Vita da eremita in alta montagna

Un uomo vive in montagna, trova un cane, spaventa un guardiacaccia. La vita trascorre senza relazioni e con le necessità ridotte al minimo, fin quando l’uomo e il cane non trovano un piede dissepolto dalla neve. È tutta qui, la trama del breve romanzo di Claudio Morandini: si tratta di un apologo sull’essenzialità, sulla solitudine, sulla rinuncia progressiva ai conforti della vita degli altri, un po’ come ne La strada di McCarthy, ma senza l’apocalissi e con l’ironia a compensare il vuoto di azioni ed eventi. Il cane, un giorno, parla. E parlano in modo del tutto imprevisto altri animali. Poi l’uomo decide di lasciarsi morire e il cane, come nella vieta consuetudine, gli rimane fedele. Tra apologo kafkiano e tradizione eroicomica, Neve, cane, piede si segnala sin dal titolo per la rarefazione d’ambiente che si trasferisce alla scrittura (o viceversa). Nella nota finale l’autore dà conto dell’ispirazione presa dai racconti di montagna e dalla vita degli eremiti alpini: si tratta però di una sorta di excusatio.

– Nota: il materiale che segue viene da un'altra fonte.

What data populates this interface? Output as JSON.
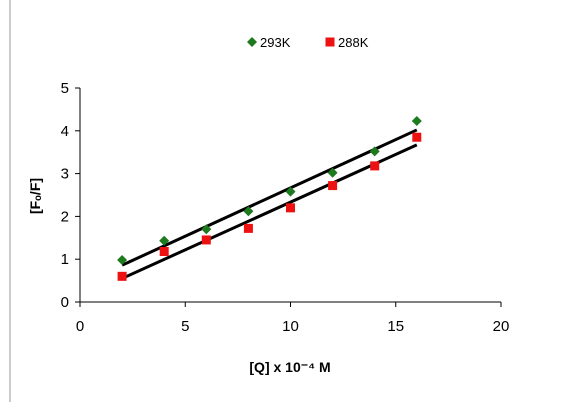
{
  "chart_data": {
    "type": "scatter",
    "xlabel": "[Q] x 10⁻⁴ M",
    "ylabel": "[Fₒ/F]",
    "xlim": [
      0,
      20
    ],
    "ylim": [
      0,
      5
    ],
    "xticks": [
      0,
      5,
      10,
      15,
      20
    ],
    "yticks": [
      0,
      1,
      2,
      3,
      4,
      5
    ],
    "grid": false,
    "legend_position": "top",
    "series": [
      {
        "name": "293K",
        "marker": "diamond",
        "color": "#1e7a1e",
        "x": [
          2,
          4,
          6,
          8,
          10,
          12,
          14,
          16
        ],
        "y": [
          0.98,
          1.43,
          1.7,
          2.12,
          2.58,
          3.02,
          3.52,
          4.23
        ],
        "trendline": {
          "x": [
            2,
            16
          ],
          "y": [
            0.86,
            4.02
          ]
        }
      },
      {
        "name": "288K",
        "marker": "square",
        "color": "#ee1111",
        "x": [
          2,
          4,
          6,
          8,
          10,
          12,
          14,
          16
        ],
        "y": [
          0.6,
          1.18,
          1.45,
          1.72,
          2.2,
          2.72,
          3.18,
          3.85
        ],
        "trendline": {
          "x": [
            2,
            16
          ],
          "y": [
            0.55,
            3.67
          ]
        }
      }
    ]
  }
}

Adelmo Farandola ci piace pensarlo come uno tra noi, che abbia scelto di non farsi troppo notare (o all’opposto di segnalarsi in modo paradossale), in quella riduzione progressiva al nulla che ripete la fatalità dell’esistere. La vita è il luogo in cui tutto può diventare malinconico o spaventoso, come la terra dopo una nevicata.